There’s a mix of genre and time period here, but I think that’s fine. I’m trying mainly to acquaint myself with the tropes of military literature so that I can use those tropes where they ought to be used, subvert them where they ought to be subverted, and find the wisdom to know the difference. So far, I’ve only finished the Soldier in the Rain, by William Goldman (author of “Princess Bride”). Soldier in the Rain was not very good.

It was easy to read—lots of dialogue, it was occasionally funny, and the characters where often in good settings or doing something active. Either they were playing golf, or they were at a carnival, or eating footlong hotdogs. Scenes are often more fun to read if the characters are active on the page and not just talking to one another in a room (although talking to one another in a room can be fine, too.)

The problem with Soldier in the Rain was, the characters didn’t feel like they needed to do anything. They just seemed to float through the action of the book, and I didn’t get the sense that we were working toward anything, or that any of the characters needed to make some emotional discovery, or that there was a point. Most of the chapters felt like episodes, or slices of life, and there wasn’t much to hold the novel together. The most meaningful moment occurred when Eustis Clay, the protagonist—if you can call him a protagonist—is thinking about life after he gets out of the army, and he has a crisis when he thinks about all the possibility available to him. He reenlists.

Now that was a great moment. Both because we see the character truly disturbed by something, and, as a result of that disturbance, he does something—reenlists—that seems to go against his character. And I, as someone who got kicked out of the military, rather than going out peacefully, I can relate to this anxiety that comes when you face the real world.
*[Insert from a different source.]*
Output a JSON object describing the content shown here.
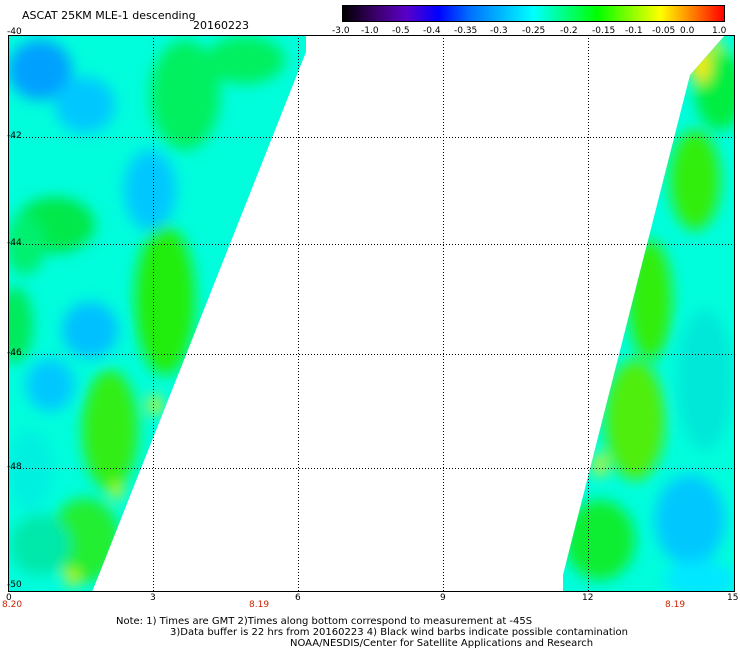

Unfortunately, that moment only occurred about 1/3 of the way through the book. It seemed to me like Eustis Clay’s decision to reenlist could have been a tragic climax of the book, rather than just an episode that didn’t seem to affect him very much after the chapter in which he made the decision. Finally, and this doesn’t really matter, but my copy was riddled with typos, including one instance where the book referred to “Clay” as “King.” Apparently, at one point the main character had a different name, and Goldman didn’t change every instance to reflect the new name. The book was written a long time ago, before the age of ctrl F, so I would forgive him, but there were enough imperfections that it just seemed to me that Goldman didn’t put a lot of care into this book. Too, there was a “he did this, then he did this,” plainness to the prose that grew stale after about a hundred pages. Fortunately, Soldier in the Rain is a short book. Verdict: Thumbs Down.